Have you looked at the timings of your added components to get an idea of how fast the system could run with a WDC 65c02?
Well, it's enjoyable to contemplate, Garth... Assuming the KimKlone's memory chips were also updated, things could be speeded up a
LOT! Timing margins are maximal, as there's a pipeline register at the output of the Control Store; access to the Control Store overlaps with execution of the previous micro-word. One minor issue is that the bipolar PROM that aliases 011 op-codes arriving from memory
isn't pipelined, so in pursuit of overall higher clock speeds it'd make sense to allow a Wait State (for PROM access) in the minority case of an op-code fetch which returns a 011 code.
Odd but I think I like the 65C02 with your extended addressing better then a 65C816.
Thanks, Rick. I have mixed feelings on this point, myself. Since my last post I've spent some time mulling over the '816 data sheet, and have become sufficiently familiar with the chip to comment.

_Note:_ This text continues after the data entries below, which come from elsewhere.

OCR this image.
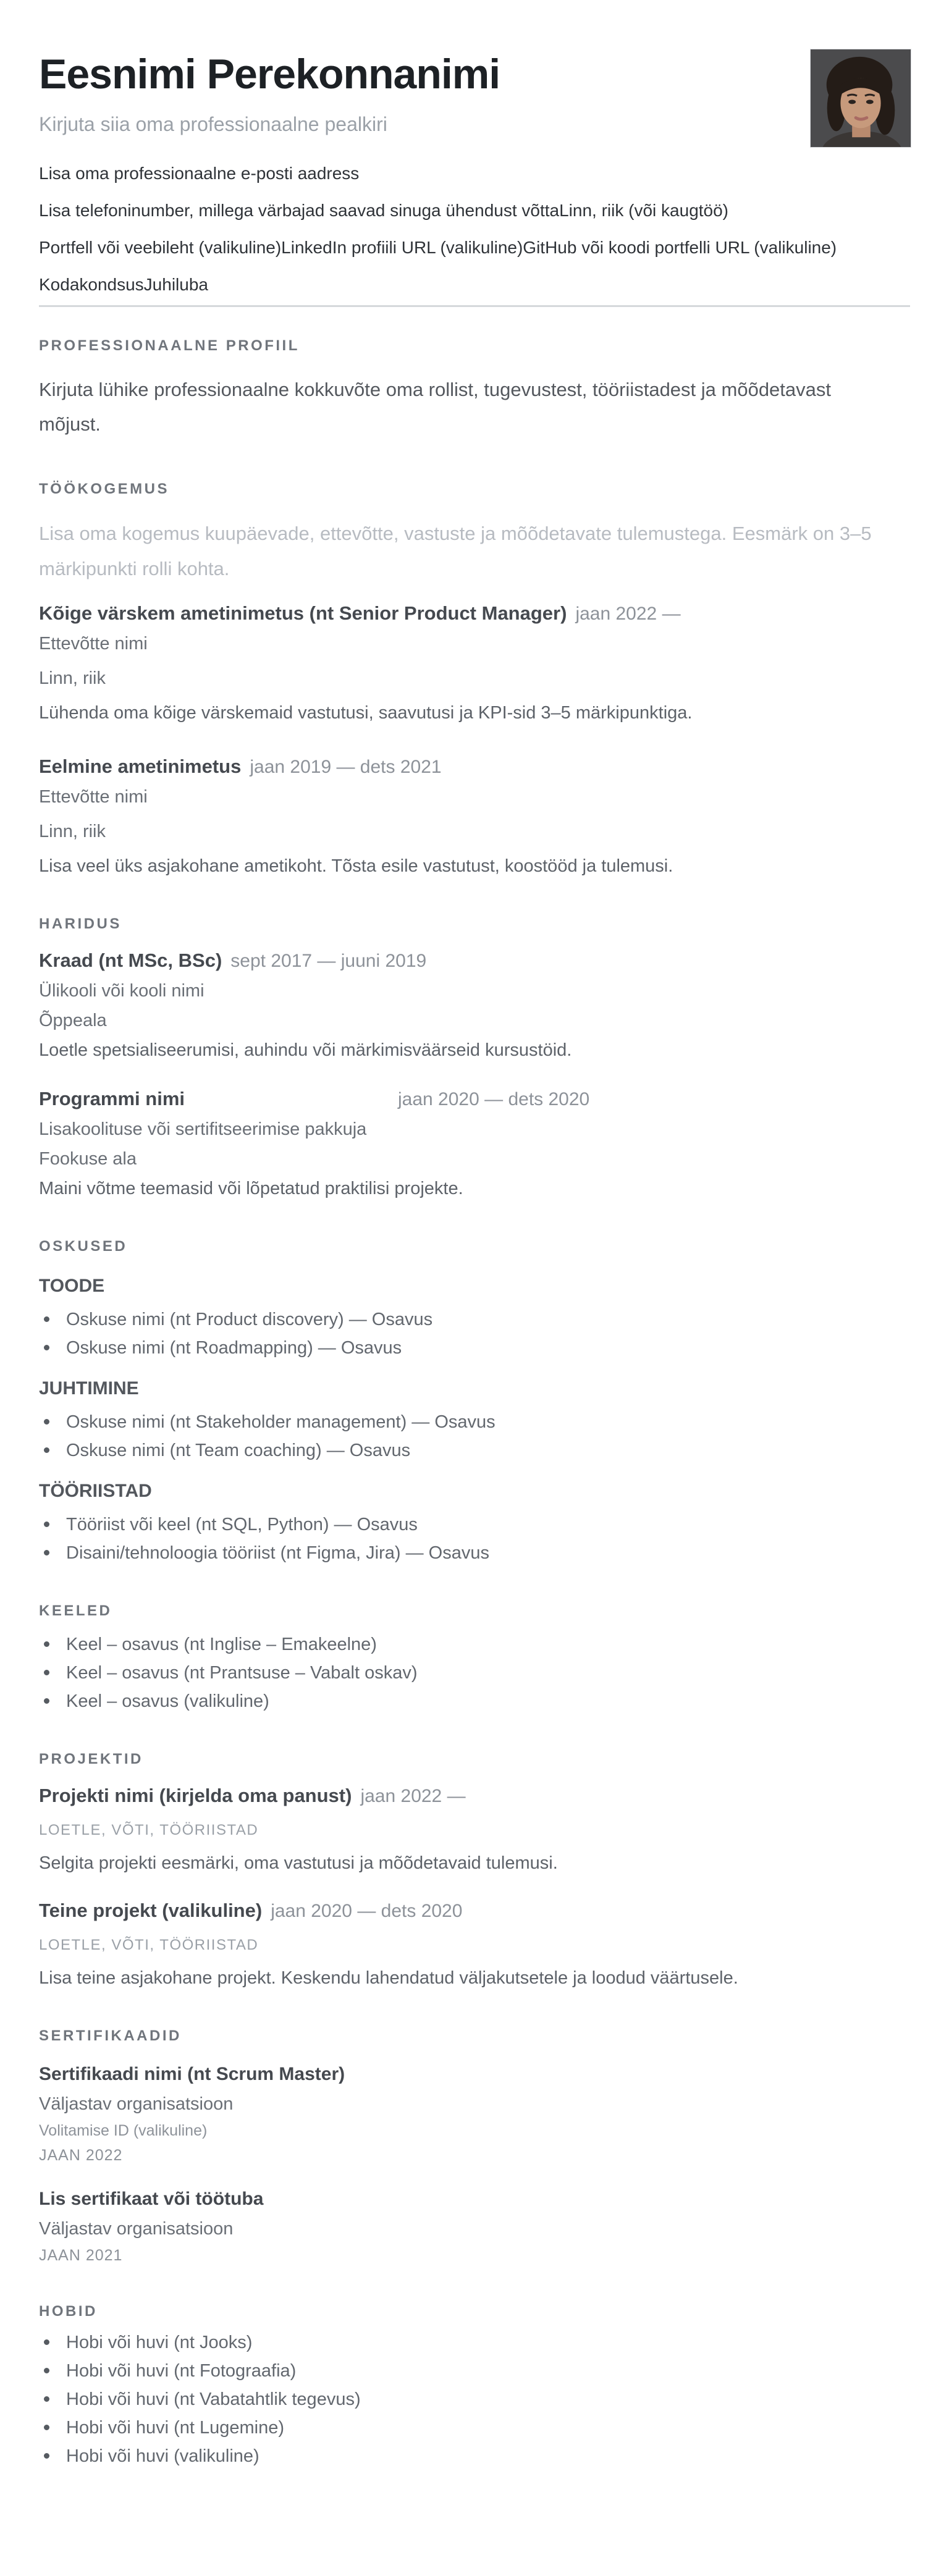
Eesnimi Perekonnanimi
Kirjuta siia oma professionaalne pealkiri
Lisa oma professionaalne e-posti aadress
Lisa telefoninumber, millega värbajad saavad sinuga ühendust võttaLinn, riik (või kaugtöö)
Portfell või veebileht (valikuline)LinkedIn profiili URL (valikuline)GitHub või koodi portfelli URL (valikuline)
KodakondsusJuhiluba
PROFESSIONAALNE PROFIIL

Kirjuta lühike professionaalne kokkuvõte oma rollist, tugevustest, tööriistadest ja mõõdetavast mõjust.

TÖÖKOGEMUS

Lisa oma kogemus kuupäevade, ettevõtte, vastuste ja mõõdetavate tulemustega. Eesmärk on 3–5 märkipunkti rolli kohta.

Kõige värskem ametinimetus (nt Senior Product Manager) jaan 2022 —
Ettevõtte nimi
Linn, riik
Lühenda oma kõige värskemaid vastutusi, saavutusi ja KPI-sid 3–5 märkipunktiga.
Eelmine ametinimetus jaan 2019 — dets 2021
Ettevõtte nimi
Linn, riik
Lisa veel üks asjakohane ametikoht. Tõsta esile vastutust, koostööd ja tulemusi.
HARIDUS
Kraad (nt MSc, BSc) sept 2017 — juuni 2019
Ülikooli või kooli nimi
Õppeala
Loetle spetsialiseerumisi, auhindu või märkimisväärseid kursustöid.
Programmi nimi	jaan 2020 — dets 2020
Lisakoolituse või sertifitseerimise pakkuja
Fookuse ala
Maini võtme teemasid või lõpetatud praktilisi projekte.
OSKUSED
TOODE
Oskuse nimi (nt Product discovery) — Osavus
Oskuse nimi (nt Roadmapping) — Osavus
JUHTIMINE
Oskuse nimi (nt Stakeholder management) — Osavus
Oskuse nimi (nt Team coaching) — Osavus
TÖÖRIISTAD
Tööriist või keel (nt SQL, Python) — Osavus
Disaini/tehnoloogia tööriist (nt Figma, Jira) — Osavus
KEELED
Keel – osavus (nt Inglise – Emakeelne)
Keel – osavus (nt Prantsuse – Vabalt oskav)
Keel – osavus (valikuline)
PROJEKTID
Projekti nimi (kirjelda oma panust) jaan 2022 —
LOETLE, VÕTI, TÖÖRIISTAD
Selgita projekti eesmärki, oma vastutusi ja mõõdetavaid tulemusi.
Teine projekt (valikuline) jaan 2020 — dets 2020
LOETLE, VÕTI, TÖÖRIISTAD
Lisa teine asjakohane projekt. Keskendu lahendatud väljakutsetele ja loodud väärtusele.
SERTIFIKAADID
Sertifikaadi nimi (nt Scrum Master)
Väljastav organisatsioon
Volitamise ID (valikuline)
JAAN 2022
Lis sertifikaat või töötuba
Väljastav organisatsioon
JAAN 2021
HOBID
Hobi või huvi (nt Jooks)
Hobi või huvi (nt Fotograafia)
Hobi või huvi (nt Vabatahtlik tegevus)
Hobi või huvi (nt Lugemine)
Hobi või huvi (valikuline)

It's safe to say that KK memory addressing is immensely better than run-of-the-mill MMU arrangements which force code and data spaces to coexist within 64K. The KK is also superior to
the MOS 6509, even though both feature what an MMU lacks: the all-important ability to switch between full, undivided 64K banks on a bus-cycle by bus-cycle basis. Naturally the '816 also has this ability, but for various reasons the '816 seems a more capable device, overall, than the KimKlone.

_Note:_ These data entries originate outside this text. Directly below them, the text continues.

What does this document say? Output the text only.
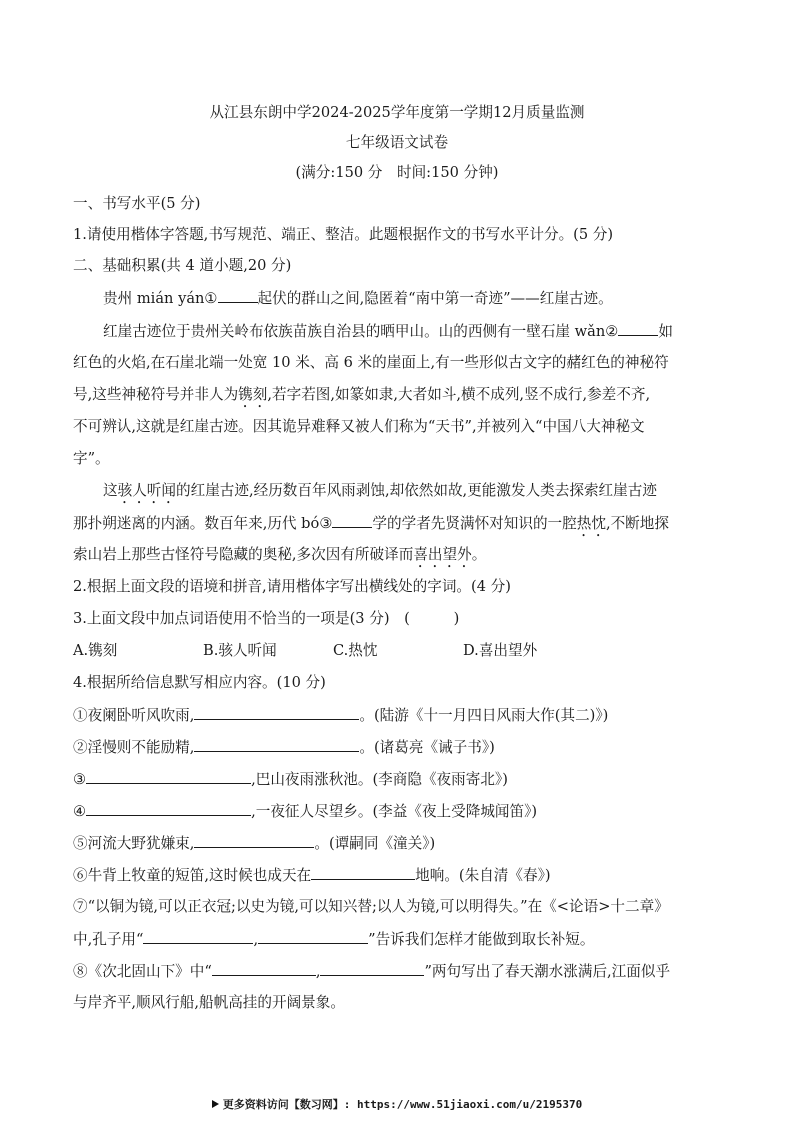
从江县东朗中学2024-2025学年度第一学期12月质量监测
七年级语文试卷
(满分:150 分　时间:150 分钟)
一、书写水平(5 分)
1.请使用楷体字答题,书写规范、端正、整洁。此题根据作文的书写水平计分。(5 分)
二、基础积累(共 4 道小题,20 分)
贵州 mián yán①	起伏的群山之间,隐匿着“南中第一奇迹”——红崖古迹。
红崖古迹位于贵州关岭布依族苗族自治县的晒甲山。山的西侧有一壁石崖 wǎn②	如
红色的火焰,在石崖北端一处宽 10 米、高 6 米的崖面上,有一些形似古文字的赭红色的神秘符
号,这些神秘符号并非人为镌刻,若字若图,如篆如隶,大者如斗,横不成列,竖不成行,参差不齐,
不可辨认,这就是红崖古迹。因其诡异难释又被人们称为“天书”,并被列入“中国八大神秘文
字”。
这骇人听闻的红崖古迹,经历数百年风雨剥蚀,却依然如故,更能激发人类去探索红崖古迹
那扑朔迷离的内涵。数百年来,历代 bó③	学的学者先贤满怀对知识的一腔热忱,不断地探
索山岩上那些古怪符号隐藏的奥秘,多次因有所破译而喜出望外。
2.根据上面文段的语境和拼音,请用楷体字写出横线处的字词。(4 分)
3.上面文段中加点词语使用不恰当的一项是(3 分)　(　　　)
A.镌刻	B.骇人听闻	C.热忱	D.喜出望外
4.根据所给信息默写相应内容。(10 分)
①夜阑卧听风吹雨,	。(陆游《十一月四日风雨大作(其二)》)
②淫慢则不能励精,	。(诸葛亮《诫子书》)
③	,巴山夜雨涨秋池。(李商隐《夜雨寄北》)
④	,一夜征人尽望乡。(李益《夜上受降城闻笛》)
⑤河流大野犹嫌束,	。(谭嗣同《潼关》)
⑥牛背上牧童的短笛,这时候也成天在	地响。(朱自清《春》)
⑦“以铜为镜,可以正衣冠;以史为镜,可以知兴替;以人为镜,可以明得失。”在《<论语>十二章》
中,孔子用“	,	”告诉我们怎样才能做到取长补短。
⑧《次北固山下》中“	,	”两句写出了春天潮水涨满后,江面似乎
与岸齐平,顺风行船,船帆高挂的开阔景象。
更多资料访问【数习网】: https://www.51jiaoxi.com/u/2195370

65xx coding revolves around indirect pointers in Zero/Direct Page, and of course for 16 MByte addressing the pointers use an extra byte. The '816 features a couple of address modes (
Long Indirect and
Long Indirect Post-Indexed-Y) which employ three-byte pointers very efficiently (ie: directly from Zero-page), whereas KK suffers a handicap: somewhere upstream of a Long memory access there needs to be a separate instruction, albeit a speedy one, to fetch the most-significant byte of the pointer and place it in a register.
On the other hand,
it's the '816 which is at a disadvantage if you happen to need a Long address mode other than those provided. Consider, for example, a Forth implementation which uses the X register to maintain the Parameter Stack. Presumably you want to be able to accept Long addresses on the stack, but when it comes time to code the Long @ and ! words it becomes uncomfortably apparent that the '816 lacks the
Long Pre-Indexed-X Indirect mode you require. The workaround is a two-step operation that begins by updating the Data Bank Register -- more or less as KK does! The difference is that KK has a good selection of instructions for doing this, whereas the only way to update the 816's DBR is with a Pull instruction -- a very clumsy maneuver in this case.

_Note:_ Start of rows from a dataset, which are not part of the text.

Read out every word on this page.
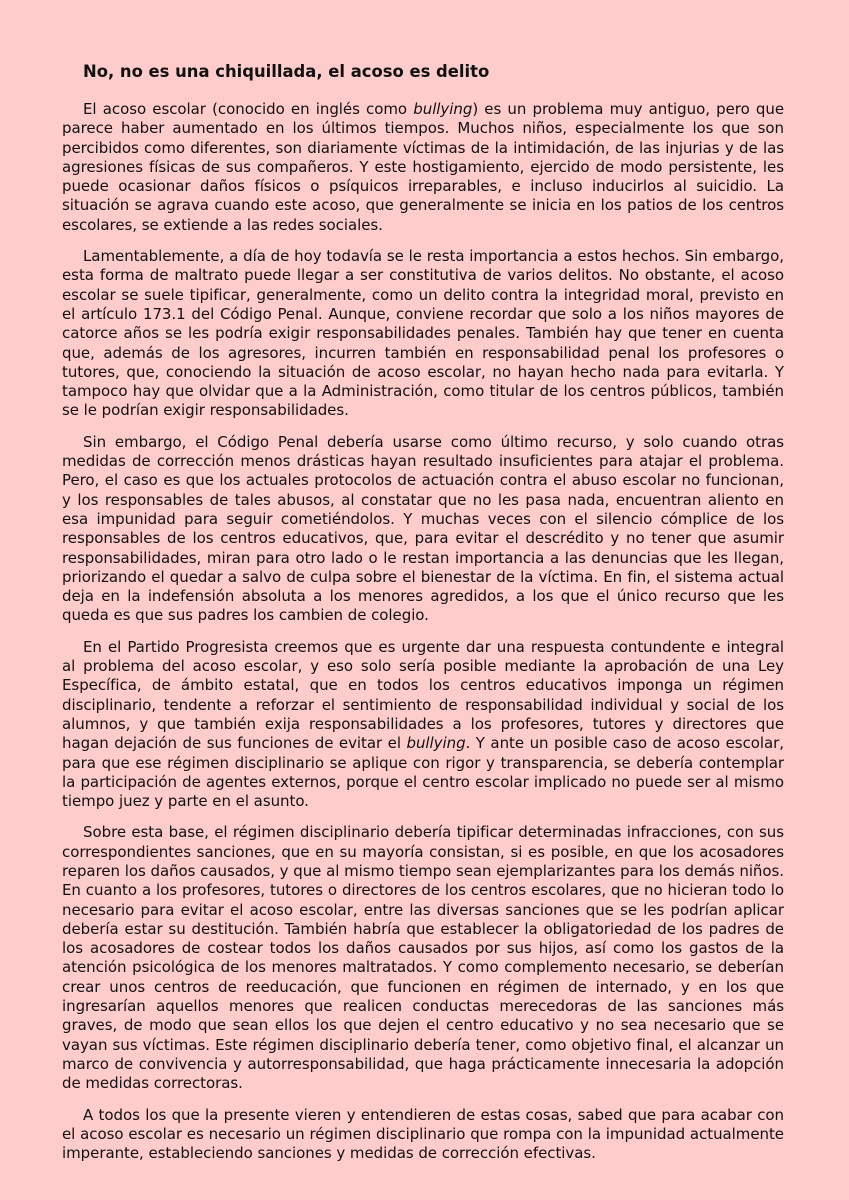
No, no es una chiquillada, el acoso es delito

El acoso escolar (conocido en inglés como bullying) es un problema muy antiguo, pero que parece haber aumentado en los últimos tiempos. Muchos niños, especialmente los que son percibidos como diferentes, son diariamente víctimas de la intimidación, de las injurias y de las agresiones físicas de sus compañeros. Y este hostigamiento, ejercido de modo persistente, les puede ocasionar daños físicos o psíquicos irreparables, e incluso inducirlos al suicidio. La situación se agrava cuando este acoso, que generalmente se inicia en los patios de los centros escolares, se extiende a las redes sociales.

Lamentablemente, a día de hoy todavía se le resta importancia a estos hechos. Sin embargo, esta forma de maltrato puede llegar a ser constitutiva de varios delitos. No obstante, el acoso escolar se suele tipificar, generalmente, como un delito contra la integridad moral, previsto en el artículo 173.1 del Código Penal. Aunque, conviene recordar que solo a los niños mayores de catorce años se les podría exigir responsabilidades penales. También hay que tener en cuenta que, además de los agresores, incurren también en responsabilidad penal los profesores o tutores, que, conociendo la situación de acoso escolar, no hayan hecho nada para evitarla. Y tampoco hay que olvidar que a la Administración, como titular de los centros públicos, también se le podrían exigir responsabilidades.

Sin embargo, el Código Penal debería usarse como último recurso, y solo cuando otras medidas de corrección menos drásticas hayan resultado insuficientes para atajar el problema. Pero, el caso es que los actuales protocolos de actuación contra el abuso escolar no funcionan, y los responsables de tales abusos, al constatar que no les pasa nada, encuentran aliento en esa impunidad para seguir cometiéndolos. Y muchas veces con el silencio cómplice de los responsables de los centros educativos, que, para evitar el descrédito y no tener que asumir responsabilidades, miran para otro lado o le restan importancia a las denuncias que les llegan, priorizando el quedar a salvo de culpa sobre el bienestar de la víctima. En fin, el sistema actual deja en la indefensión absoluta a los menores agredidos, a los que el único recurso que les queda es que sus padres los cambien de colegio.

En el Partido Progresista creemos que es urgente dar una respuesta contundente e integral al problema del acoso escolar, y eso solo sería posible mediante la aprobación de una Ley Específica, de ámbito estatal, que en todos los centros educativos imponga un régimen disciplinario, tendente a reforzar el sentimiento de responsabilidad individual y social de los alumnos, y que también exija responsabilidades a los profesores, tutores y directores que hagan dejación de sus funciones de evitar el bullying. Y ante un posible caso de acoso escolar, para que ese régimen disciplinario se aplique con rigor y transparencia, se debería contemplar la participación de agentes externos, porque el centro escolar implicado no puede ser al mismo tiempo juez y parte en el asunto.

Sobre esta base, el régimen disciplinario debería tipificar determinadas infracciones, con sus correspondientes sanciones, que en su mayoría consistan, si es posible, en que los acosadores reparen los daños causados, y que al mismo tiempo sean ejemplarizantes para los demás niños. En cuanto a los profesores, tutores o directores de los centros escolares, que no hicieran todo lo necesario para evitar el acoso escolar, entre las diversas sanciones que se les podrían aplicar debería estar su destitución. También habría que establecer la obligatoriedad de los padres de los acosadores de costear todos los daños causados por sus hijos, así como los gastos de la atención psicológica de los menores maltratados. Y como complemento necesario, se deberían crear unos centros de reeducación, que funcionen en régimen de internado, y en los que ingresarían aquellos menores que realicen conductas merecedoras de las sanciones más graves, de modo que sean ellos los que dejen el centro educativo y no sea necesario que se vayan sus víctimas. Este régimen disciplinario debería tener, como objetivo final, el alcanzar un marco de convivencia y autorresponsabilidad, que haga prácticamente innecesaria la adopción de medidas correctoras.

A todos los que la presente vieren y entendieren de estas cosas, sabed que para acabar con el acoso escolar es necesario un régimen disciplinario que rompa con la impunidad actualmente imperante, estableciendo sanciones y medidas de corrección efectivas.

(Because of this issue, if I were writing an '816 Forth I would lean heavily toward using SP, not X, as the P-Stack pointer. Another advantage of using SP would be the applicability of Stack Relative Indirect Indexed mode, a boon directly analogous to
KimKlone's "X-Indirect-Y" mode. This is a mode that features pre-indexing, indirection
and post-indexing.)
On another point, I admire the '816's ability to manage indexed address calculations that result in Bank crossings -- in other words, actual 24-bit addition, built right into the address mode. (KK must explicitly compute such addresses up front, either in Forth or m/c code.) However, I find the '816 data sheet somewhat ambiguous as to which address modes accommodate Bank crossings and which merely wrap around in the low-order 16 bits. (Is there a better reference document available online? What about a simulator? I don't have an '816 to run tests on!)
That sums up KK versus the '816. Briefly I'll mention a third point of comparison, one that I learned about right here on 6502.org. In the
Hardware -> 6502 with 3-byte addressing topic, BigEd mentions a design which "... uses page 03 as extra indirection bytes, so that indirect and indirect,Y opcodes take an extra cycle to fetch a byte from &0301 + zp_offset to yield a 24-bit address..." I like this idea, and would probably take a similar tack if I ever had to design KK over again. As BigEd points out,
The nice thing about extended pointers is that you can have lots of them: one or two bank registers isn't so convenient.